MC: No. You’re also interested in fashion.
KB: Fashion fades, only style remains.
MC: That’s Coco Chanel.
KB: Maybe not the first to push that one along.
MC: Tell me about the parasite patches you and Adele made?
KB: They are big, square knitted pieces — and they’re intended to live on the backs of other pieces of clothing. You can pin it to your Uniqlo sweater and have a Uniqlo parasite patch, or maybe your Jil Sander jacket and have a Jil Sander parasite patch.
MC: Punks do that on their leather jackets.
KB: Do they?
MC: Yes, I’ve seen it in Rome.
KB: Well, the parasite patches are fashion pieces but not quite, since they require a host to be used properly. They’re not fully functional on their own.

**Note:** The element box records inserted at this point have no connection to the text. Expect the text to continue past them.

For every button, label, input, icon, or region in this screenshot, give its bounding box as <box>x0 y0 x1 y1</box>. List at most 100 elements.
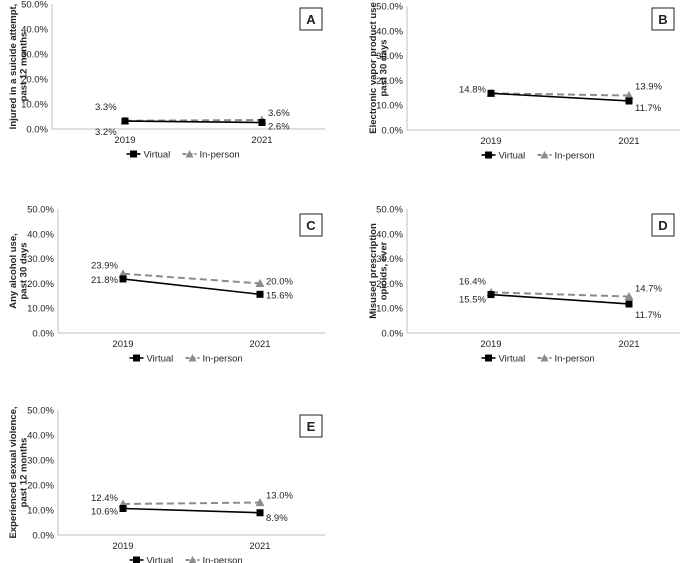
data-label-virtual: 21.8% <box>91 275 118 286</box>
x-tick-label: 2019 <box>480 136 501 147</box>
y-axis-label-line: past 30 days <box>19 242 30 299</box>
y-tick-label: 40.0% <box>376 229 403 240</box>
legend-label-in-person: In-person <box>555 354 595 365</box>
y-tick-label: 10.0% <box>376 101 403 112</box>
chart-panel-a: 0.0% 10.0% 20.0% 30.0% 40.0% 50.0% 2019 2021 Inj… <box>8 0 325 161</box>
panel-letter: D <box>658 218 667 233</box>
legend-marker-virtual <box>485 354 492 362</box>
legend-marker-virtual <box>485 151 492 159</box>
series-line-virtual <box>122 278 261 296</box>
legend-label-virtual: Virtual <box>499 151 526 162</box>
data-label-in-person: 12.4% <box>91 493 118 504</box>
y-tick-label: 20.0% <box>376 76 403 87</box>
panel-letter: E <box>307 419 316 434</box>
legend-marker-in-person <box>188 556 197 563</box>
y-tick-label: 30.0% <box>376 254 403 265</box>
data-point-in-person <box>624 91 634 100</box>
y-axis-label-line: past 30 days <box>379 39 390 96</box>
data-label-virtual: 10.6% <box>91 507 118 518</box>
y-axis-label-line: past 12 months <box>19 438 30 508</box>
y-tick-label: 20.0% <box>21 75 48 86</box>
panel-letter-box <box>299 414 323 438</box>
chart-panel-d: 0.0% 10.0% 20.0% 30.0% 40.0% 50.0% 2019 2021 Mis… <box>368 205 680 365</box>
panel-letter: A <box>306 12 316 27</box>
panel-letter-box <box>299 7 323 31</box>
legend-label-in-person: In-person <box>203 556 243 563</box>
data-label-in-person: 3.3% <box>95 102 117 113</box>
y-tick-label: 30.0% <box>27 456 54 467</box>
y-tick-label: 50.0% <box>21 0 48 11</box>
y-axis-label: Electronic vapor product usepast 30 days <box>368 2 390 133</box>
y-tick-label: 40.0% <box>27 229 54 240</box>
legend: Virtual In-person <box>129 354 243 365</box>
legend: Virtual In-person <box>481 354 595 365</box>
panel-letter-box <box>651 7 675 31</box>
x-tick-label: 2021 <box>618 339 639 350</box>
series-line-in-person <box>490 92 630 97</box>
y-tick-label: 10.0% <box>376 304 403 315</box>
data-point-virtual <box>119 275 127 283</box>
y-axis-label-line: Injured in a suicide attempt, <box>8 4 19 130</box>
x-tick-label: 2019 <box>112 339 133 350</box>
y-tick-label: 50.0% <box>27 205 54 216</box>
data-label-virtual: 2.6% <box>268 122 290 133</box>
y-tick-label: 30.0% <box>376 51 403 62</box>
legend-marker-in-person <box>540 354 549 362</box>
panel-letter: C <box>306 218 316 233</box>
y-tick-label: 50.0% <box>376 2 403 13</box>
data-label-in-person: 3.6% <box>268 108 290 119</box>
series-line-in-person <box>122 501 261 505</box>
y-tick-label: 0.0% <box>381 329 403 340</box>
chart-panel-e: 0.0% 10.0% 20.0% 30.0% 40.0% 50.0% 2019 2021 Exp… <box>8 406 325 563</box>
y-axis-label-line: Electronic vapor product use <box>368 2 379 133</box>
y-tick-label: 50.0% <box>27 406 54 417</box>
legend-label-virtual: Virtual <box>144 150 171 161</box>
legend-marker-in-person <box>185 150 194 158</box>
legend-label-in-person: In-person <box>555 151 595 162</box>
series-line-in-person <box>122 272 261 285</box>
legend-marker-virtual <box>133 354 140 362</box>
y-tick-label: 20.0% <box>376 279 403 290</box>
data-label-virtual: 14.8% <box>459 84 486 95</box>
x-tick-label: 2021 <box>618 136 639 147</box>
series-line-virtual <box>490 92 630 102</box>
legend-label-virtual: Virtual <box>147 354 174 365</box>
data-point-virtual <box>256 509 264 517</box>
data-label-virtual: 3.2% <box>95 127 117 138</box>
data-label-virtual: 8.9% <box>266 513 288 524</box>
y-tick-label: 50.0% <box>376 205 403 216</box>
data-label-virtual: 15.6% <box>266 290 293 301</box>
data-point-virtual <box>625 300 633 308</box>
data-point-in-person <box>255 278 265 287</box>
y-tick-label: 40.0% <box>27 431 54 442</box>
x-tick-label: 2021 <box>249 541 270 552</box>
y-tick-label: 10.0% <box>27 304 54 315</box>
y-tick-label: 20.0% <box>27 481 54 492</box>
y-tick-label: 40.0% <box>21 25 48 36</box>
x-tick-label: 2021 <box>249 339 270 350</box>
data-label-in-person: 13.0% <box>266 491 293 502</box>
legend: Virtual In-person <box>481 151 595 162</box>
y-axis-label: Experienced sexual violence,past 12 mont… <box>8 406 30 538</box>
data-point-virtual <box>625 97 633 105</box>
legend-label-virtual: Virtual <box>499 354 526 365</box>
x-tick-label: 2021 <box>251 135 272 146</box>
legend: Virtual In-person <box>129 556 243 563</box>
y-axis-label-line: Any alcohol use, <box>8 233 19 309</box>
data-label-in-person: 16.4% <box>459 276 486 287</box>
y-axis-label: Misused prescriptionopioids, ever <box>368 223 390 319</box>
y-tick-label: 10.0% <box>21 100 48 111</box>
series-line-virtual <box>122 507 261 514</box>
y-tick-label: 30.0% <box>21 50 48 61</box>
legend-label-in-person: In-person <box>203 354 243 365</box>
y-tick-label: 0.0% <box>32 531 54 542</box>
legend-label-in-person: In-person <box>200 150 240 161</box>
data-point-in-person <box>255 498 265 507</box>
chart-panel-b: 0.0% 10.0% 20.0% 30.0% 40.0% 50.0% 2019 2021 Ele… <box>368 2 680 162</box>
legend: Virtual In-person <box>126 150 240 161</box>
data-label-virtual: 11.7% <box>635 103 662 114</box>
panel-letter-box <box>651 213 675 237</box>
y-axis-label-line: Experienced sexual violence, <box>8 406 19 538</box>
data-label-in-person: 23.9% <box>91 261 118 272</box>
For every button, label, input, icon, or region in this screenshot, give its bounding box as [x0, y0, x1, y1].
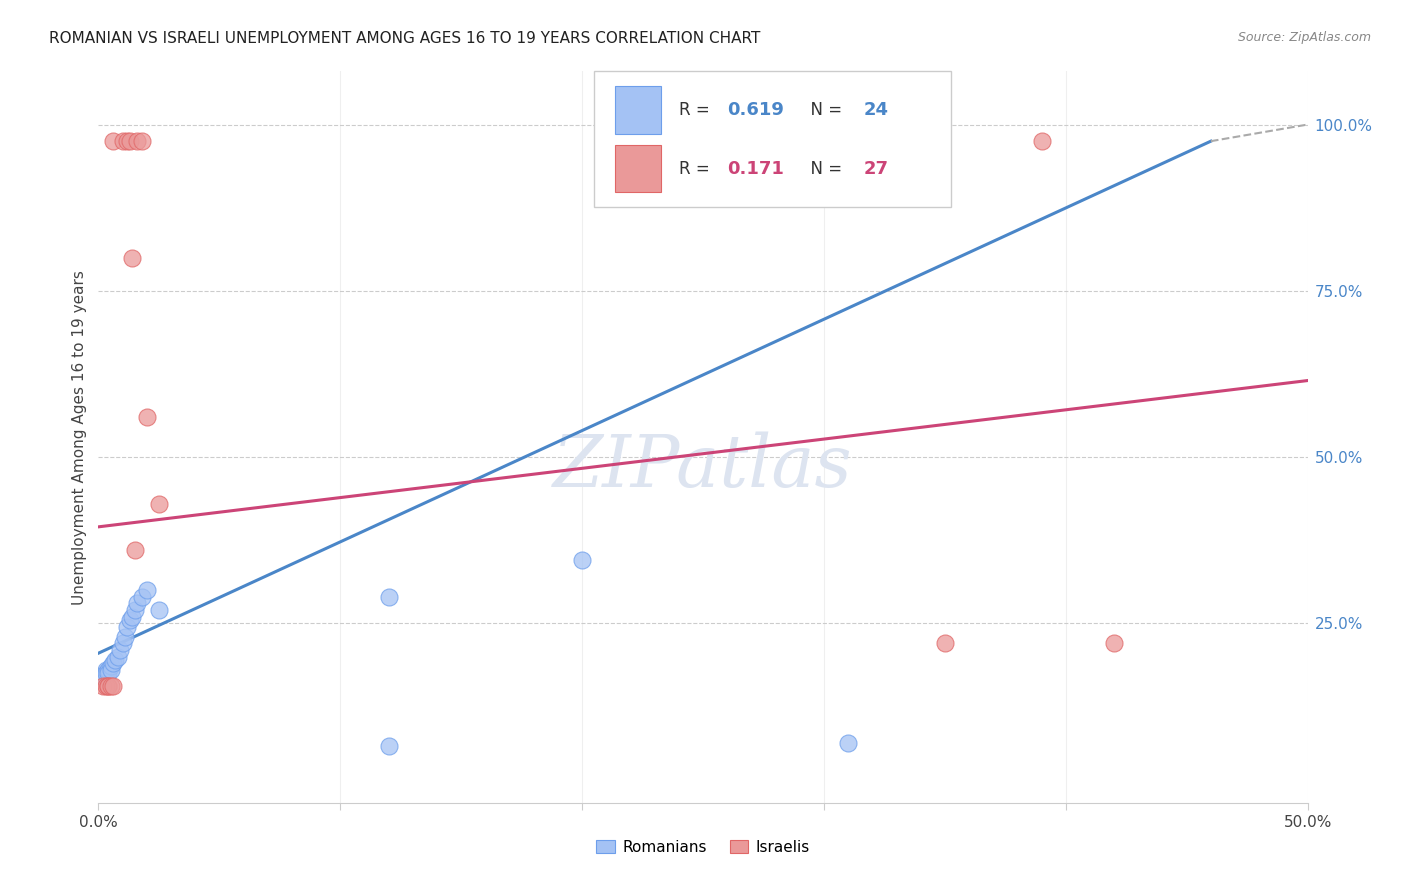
- Point: [114, 630, 136, 644]
- Point: [135, 582, 157, 597]
- Point: [118, 613, 141, 627]
- Point: [100, 680, 122, 694]
- Point: [135, 410, 157, 425]
- Point: [571, 553, 593, 567]
- Point: [148, 497, 170, 511]
- Point: [117, 619, 139, 633]
- Point: [117, 134, 139, 148]
- Point: [91, 669, 114, 683]
- Point: [94, 663, 117, 677]
- Text: 27: 27: [863, 160, 889, 178]
- Legend: Romanians, Israelis: Romanians, Israelis: [591, 834, 815, 861]
- Point: [118, 134, 141, 148]
- Point: [377, 739, 399, 754]
- FancyBboxPatch shape: [614, 145, 661, 193]
- Point: [127, 134, 149, 148]
- Point: [101, 656, 124, 670]
- Text: R =: R =: [679, 101, 714, 120]
- Point: [131, 590, 153, 604]
- Text: N =: N =: [800, 160, 846, 178]
- Point: [91, 680, 114, 694]
- Text: 0.171: 0.171: [727, 160, 785, 178]
- Point: [377, 590, 399, 604]
- Text: N =: N =: [800, 101, 846, 120]
- Point: [121, 251, 143, 265]
- Text: R =: R =: [679, 160, 714, 178]
- Point: [131, 134, 153, 148]
- Point: [1031, 134, 1053, 148]
- Point: [97, 680, 120, 694]
- Point: [148, 603, 170, 617]
- Point: [127, 596, 149, 610]
- Point: [97, 666, 120, 681]
- Point: [124, 603, 146, 617]
- Point: [90, 669, 112, 683]
- Point: [121, 609, 143, 624]
- Point: [97, 663, 120, 677]
- FancyBboxPatch shape: [614, 87, 661, 134]
- FancyBboxPatch shape: [595, 71, 950, 207]
- Point: [94, 666, 117, 681]
- Text: 24: 24: [863, 101, 889, 120]
- Point: [1102, 636, 1125, 650]
- Text: ROMANIAN VS ISRAELI UNEMPLOYMENT AMONG AGES 16 TO 19 YEARS CORRELATION CHART: ROMANIAN VS ISRAELI UNEMPLOYMENT AMONG A…: [49, 31, 761, 46]
- Point: [111, 134, 134, 148]
- Point: [101, 680, 124, 694]
- Point: [934, 636, 956, 650]
- Point: [837, 736, 859, 750]
- Text: Source: ZipAtlas.com: Source: ZipAtlas.com: [1237, 31, 1371, 45]
- Point: [124, 543, 146, 558]
- Y-axis label: Unemployment Among Ages 16 to 19 years: Unemployment Among Ages 16 to 19 years: [72, 269, 87, 605]
- Point: [94, 680, 117, 694]
- Point: [100, 659, 122, 673]
- Point: [101, 134, 124, 148]
- Point: [108, 643, 131, 657]
- Text: ZIPatlas: ZIPatlas: [553, 431, 853, 501]
- Point: [97, 680, 120, 694]
- Point: [111, 636, 134, 650]
- Text: 0.619: 0.619: [727, 101, 785, 120]
- Point: [104, 653, 127, 667]
- Point: [107, 649, 129, 664]
- Point: [100, 663, 122, 677]
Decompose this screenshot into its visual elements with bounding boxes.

MC: They’re not paintings?
KB: I’m interested in painting that’s a bit more animated than something you’d just hang on the wall. A character or an experience is interesting.
MC: You’re getting very conceptual here.
KB: No, it’s all quite simple and real. It’s the real world.
MC: So we’re talking about technology, fashion and painting. What’s going on here, how are these things related in your work?
KB: My friend Bosko Blagojevic once said that all technology is destined to become fashion. And the model or primal scene for this kind of movement is the wristwatch. It starts on your wrist.
MC: I’ve heard of that guy.
KB: Things in motion seem a little more interesting to me than things that are growing.
MC: What’s the difference?
KB: Endless growth, without restraint or respite, cancer, finance capitalism…
MC: Listen, I have to go soon. Maybe we can have lunch together next time.
KB: What about tomorrow, back to Milano?
MC: Tuesday. Tomorrow I go to the Met to study the masters.
KB: Don’t forget a pair of binoculars for the passing present!